COMPATABILITY WITH DEVELOPMENT FORM
While the proposed development and zoning may be compatible with the existing development form, the adopted South Broad Redevelopment Plan calls for an urban form for new development. The proposed development form and zone would not be consistent with this recommended urban form.
In addition, an extension of the Tennessee Riverwalk is planned for this area which will directly abut this site on the west, making the walkability of this site even more important. The City of Chattanooga also recently installed pedestrian crosswalks at the intersection of Broad St. and St. Elmo Ave. in an effort to promote pedestrian activity in this area. A suburban development form with parking in front and multiple curb cuts would not be compatible with this desired pedestrian environment.
COMPATABILITY WITH INFRASTRUCTURE & NATURAL RESOURCE SYSTEMS
South Broad Street is a Principal Arterial which would support the proposed use. The
site is within the 500-year floodplain.
The proposed rezoning zoning is not compatible with the community’s vision of a mixed use, walkable development pattern outlined in the South Broad Redevelopment Plan and in the 2015 Broad Street zoning study. The zoning study identified the UGC-Urban General Commercial Zone as the most appropriate zone for this area based on its intent and standards that promote urban, multi-modal, walkable commercial development patterns. The preamble to the 2015 zoning change states the following:
“WHEREAS, the South Broad area is planned for traditional urban development with multi-story buildings and a mix of uses intended to provide a concentration of goods and services that attract commerce within a walkable urban environment while also building on the natural assets of the river, creeks and mountains; and
WHEREAS, South Broad is experiencing new growth and investment due to extension of the Riverwalk and other transportation infrastructure and is in need of zoning that is more in keeping with the South Broad plan vision for a town center destination that is walkable and safe; and
WHEREAS, the current zoning regulations [C-2 and M-1] do not include standards that relate well to the urban environment desired.”Additionally, the South Broad Redevelopment Plan identifies this specific location as a gateway for St. Elmo, South Broad, and Chattanooga’s downtown.

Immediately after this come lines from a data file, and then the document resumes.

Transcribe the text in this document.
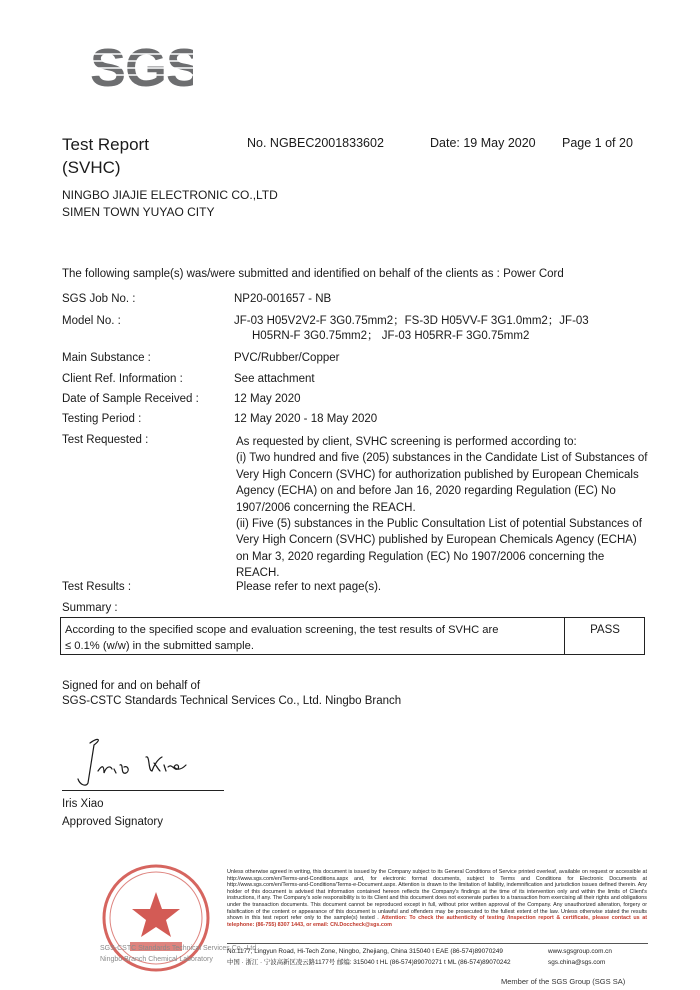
SGS
Test Report
(SVHC)
No. NGBEC2001833602	Date: 19 May 2020 Page 1 of 20
NINGBO JIAJIE ELECTRONIC CO.,LTD
SIMEN TOWN YUYAO CITY
The following sample(s) was/were submitted and identified on behalf of the clients as : Power Cord
SGS Job No. :	NP20-001657 - NB
Model No. :	JF-03 H05V2V2-F 3G0.75mm2；FS-3D H05VV-F 3G1.0mm2；JF-03
H05RN-F 3G0.75mm2； JF-03 H05RR-F 3G0.75mm2
Main Substance :	PVC/Rubber/Copper
Client Ref. Information :	See attachment
Date of Sample Received :	12 May 2020
Testing Period :	12 May 2020 - 18 May 2020
Test Requested :	As requested by client, SVHC screening is performed according to:
(i) Two hundred and five (205) substances in the Candidate List of Substances of
Very High Concern (SVHC) for authorization published by European Chemicals
Agency (ECHA) on and before Jan 16, 2020 regarding Regulation (EC) No
1907/2006 concerning the REACH.
(ii) Five (5) substances in the Public Consultation List of potential Substances of
Very High Concern (SVHC) published by European Chemicals Agency (ECHA)
on Mar 3, 2020 regarding Regulation (EC) No 1907/2006 concerning the
REACH.
Test Results :	Please refer to next page(s).
Summary :
According to the specified scope and evaluation screening, the test results of SVHC are
≤ 0.1% (w/w) in the submitted sample.
PASS
Signed for and on behalf of
SGS-CSTC Standards Technical Services Co., Ltd. Ningbo Branch
Iris Xiao
Approved Signatory
SGS-CSTC Standards Technical Services Co., Ltd.
Ningbo Branch Chemical Laboratory
Unless otherwise agreed in writing, this document is issued by the Company subject to its General Conditions of Service printed overleaf, available on request or accessible at http://www.sgs.com/en/Terms-and-Conditions.aspx and, for electronic format documents, subject to Terms and Conditions for Electronic Documents at http://www.sgs.com/en/Terms-and-Conditions/Terms-e-Document.aspx. Attention is drawn to the limitation of liability, indemnification and jurisdiction issues defined therein. Any holder of this document is advised that information contained hereon reflects the Company's findings at the time of its intervention only and within the limits of Client's instructions, if any. The Company's sole responsibility is to its Client and this document does not exonerate parties to a transaction from exercising all their rights and obligations under the transaction documents. This document cannot be reproduced except in full, without prior written approval of the Company. Any unauthorized alteration, forgery or falsification of the content or appearance of this document is unlawful and offenders may be prosecuted to the fullest extent of the law. Unless otherwise stated the results shown in this test report refer only to the sample(s) tested . Attention: To check the authenticity of testing /inspection report & certificate, please contact us at telephone: (86-755) 8307 1443, or email: CN.Doccheck@sgs.com
No.1177, Lingyun Road, Hi-Tech Zone, Ningbo, Zhejiang, China 315040 t EAE (86-574)89070249
中国 · 浙江 · 宁波高新区凌云路1177号 邮编: 315040 t HL (86-574)89070271 t ML (86-574)89070242
www.sgsgroup.com.cn
sgs.china@sgs.com
Member of the SGS Group (SGS SA)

The proposed use of a grocery store would be allowed and appropriate in the UGC zone if built in an urban development form.
If the concern with the UGC Zone is the building footprint size, the appropriate process would be to file an application with the Regional Planning Agency to request a standard deviation from the maximum building size as described in the UGC Zone. The Chattanooga-Hamilton County Regional Planning Commission may grant deviations from the maximum building mass requirements, and the building setbacks, if the applicant presents an alternative that complies with the stated intent, goals
and general standards of the UGC Zone.
The site directly abuts the Riverwalk expansion that is meant to provide pedestrian and cyclist access throughout the urban core. The requested C-2 Zone and the proposed development pattern are not compatible with that increased pedestrian activity.
The proposed development form is not compatible with the recent City investment in crosswalks and bike lanes at South
Broad St. and St. Elmo Ave which are intended to promote pedestrian activity.
Building placement is a long term investment. It sets a precedent for the form of an area. The requested C-2 zone is intended to create a suburban commercial corridor development pattern which is not consistent with the community’s adopted vision for this area. Many grocery stores have built “urban” stores in other cities.